See Functions for full documentation.
Inputs and Outputs
Framework separates inputs (read-only data) from outputs (generated files).
Inputs
Data you consume lives in inputs/, organized by stage:
inputs/
├── raw/ # External data, untouched
├── intermediate/ # Mid-pipeline transformations
└── final/ # Analysis-ready datasets
- raw/: Data from outside sources, never modified
- intermediate/: Cleaned or transformed data mid-pipeline
- final/: Analysis-ready datasets
Data Catalog
Framework tracks your data files in a catalog stored in settings.yml. As you work, register files with data_add():
data_add("inputs/raw/survey_2024.csv", name = "raw.survey")
data_add("inputs/final/analysis.rds", name = "final.analysis")
Or save and register in one step:
data_save(clean_df, "intermediate.survey_clean")

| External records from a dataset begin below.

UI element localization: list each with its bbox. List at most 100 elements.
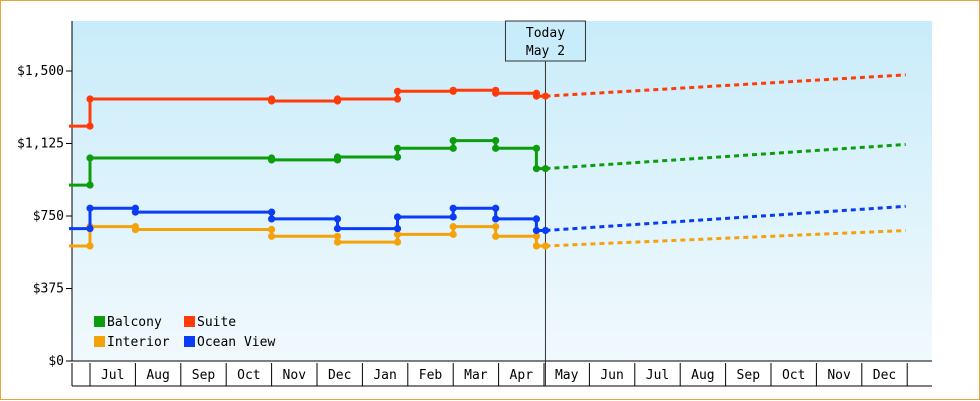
data-point xyxy=(268,215,276,223)
x-tick-label: Sep xyxy=(737,368,761,383)
data-point xyxy=(393,224,402,233)
data-point xyxy=(333,224,342,233)
data-point xyxy=(268,208,276,216)
data-point xyxy=(393,238,402,246)
data-point xyxy=(449,137,457,145)
data-point xyxy=(86,204,94,212)
y-tick-label: $1,125 xyxy=(17,137,64,152)
data-point xyxy=(449,86,457,94)
data-point xyxy=(393,153,402,161)
data-point xyxy=(86,95,94,103)
data-point xyxy=(532,215,541,223)
projection-line xyxy=(545,73,906,98)
data-point xyxy=(131,208,139,216)
x-tick-label: Dec xyxy=(328,368,351,383)
data-point xyxy=(268,97,276,105)
x-tick-label: Nov xyxy=(827,368,851,383)
today-box xyxy=(504,20,586,62)
data-point xyxy=(532,144,541,152)
data-point xyxy=(492,204,500,212)
series-line xyxy=(69,225,546,248)
data-point xyxy=(86,181,94,189)
data-point xyxy=(492,232,500,240)
data-point xyxy=(86,224,94,233)
projection-line xyxy=(545,204,906,232)
x-tick-label: Nov xyxy=(283,368,307,383)
data-point xyxy=(449,230,457,238)
x-tick-label: Mar xyxy=(464,368,488,383)
data-point xyxy=(131,225,139,234)
today-date: May 2 xyxy=(526,44,565,59)
x-tick-label: Jul xyxy=(101,368,124,383)
x-tick-label: Aug xyxy=(691,368,714,383)
series-line xyxy=(69,139,546,187)
data-point xyxy=(492,89,500,97)
data-point xyxy=(268,156,276,164)
legend-label: Ocean View xyxy=(197,335,275,350)
legend-swatch xyxy=(184,336,195,347)
data-point xyxy=(393,213,402,221)
data-point xyxy=(86,122,94,130)
x-tick-label: Aug xyxy=(146,368,169,383)
data-point xyxy=(268,225,276,234)
y-tick-label: $375 xyxy=(33,282,64,297)
x-tick-label: Apr xyxy=(510,368,534,383)
data-point xyxy=(333,232,342,240)
series-suite xyxy=(69,73,906,130)
data-point xyxy=(532,165,541,173)
today-label: Today xyxy=(526,26,565,41)
data-point xyxy=(333,95,342,103)
data-point xyxy=(333,153,342,161)
data-point xyxy=(268,232,276,240)
x-tick-label: Oct xyxy=(782,368,805,383)
data-point xyxy=(333,215,342,223)
legend-swatch xyxy=(94,316,105,327)
series-balcony xyxy=(69,137,906,189)
plot-area xyxy=(72,21,932,361)
legend-label: Suite xyxy=(197,315,236,330)
projection-line xyxy=(545,229,906,248)
data-point xyxy=(449,223,457,231)
x-tick-label: Jul xyxy=(646,368,669,383)
x-tick-label: Sep xyxy=(192,368,216,383)
x-tick-label: Oct xyxy=(237,368,260,383)
series-line xyxy=(69,206,546,232)
data-point xyxy=(333,238,342,246)
legend-label: Balcony xyxy=(107,315,162,330)
data-point xyxy=(532,242,541,250)
data-point xyxy=(449,144,457,152)
x-tick-label: May xyxy=(555,368,579,383)
data-point xyxy=(393,144,402,152)
data-point xyxy=(532,226,541,235)
x-tick-label: Dec xyxy=(873,368,896,383)
x-tick-label: Jun xyxy=(600,368,623,383)
data-point xyxy=(532,232,541,240)
series-ocean-view xyxy=(69,204,906,235)
legend-swatch xyxy=(184,316,195,327)
x-tick-label: Jan xyxy=(373,368,396,383)
legend-swatch xyxy=(94,336,105,347)
data-point xyxy=(492,223,500,231)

The catalog becomes a manifest that tells collaborators what data files exist and where they live. Load data by name:
survey <- data_read("raw.survey")
See Data Management for full documentation.
Outputs
Files you produce live in outputs/, organized by type:
outputs/
├── tables/ # Data tables, CSVs
├── figures/ # Plots, charts
├── models/ # Saved model objects
└── notebooks/ # Rendered notebooks
- tables/:
save_table()writes here - figures/:
save_figure()writes here - models/:
save_model()writes here - notebooks/:
save_notebook()renders and saves here
Use save_notebook("notebooks/analysis.qmd") to render and save in one step. This keeps generated HTML/PDF files separate from source .qmd files, making it easy to .gitignore outputs and keep the project organized.
Work Directories
- notebooks/: Quarto/R Markdown analysis files
- scripts/: Standalone R scripts
- functions/: Reusable R functions (auto-loaded by
scaffold()) - scratch/: One-off experiments, throwaway code
Sensitive Data Projects
For projects with privacy requirements, inputs split into:
inputs/
├── private/ # Sensitive data (gitignored)
└── public/ # Shareable data
This makes the privacy boundary explicit in your directory structure.
Data Integrity
Framework automatically tracks data integrity. When you use data_read(), file hashes are stored in framework.db. If a file changes unexpectedly, you'll get a warning:
Warning: File hash changed for 'inputs/raw/survey.csv'
Previous hash: a1b2c3...
Current hash: d4e5f6...
This helps catch accidental data modifications and ensures reproducibility.
Customization
All project types are fully customizable:
- Standard projects: Can add/remove any directories
- Courses: Structured for lectures, assignments, modules
- Presentations: Minimal structure for RevealJS slides
Courses and presentations are common use cases for data scientists with their own optimized defaults, but you can adjust any project type's structure to fit your workflow.
Configure defaults globally in setup() or per-project in settings.yml.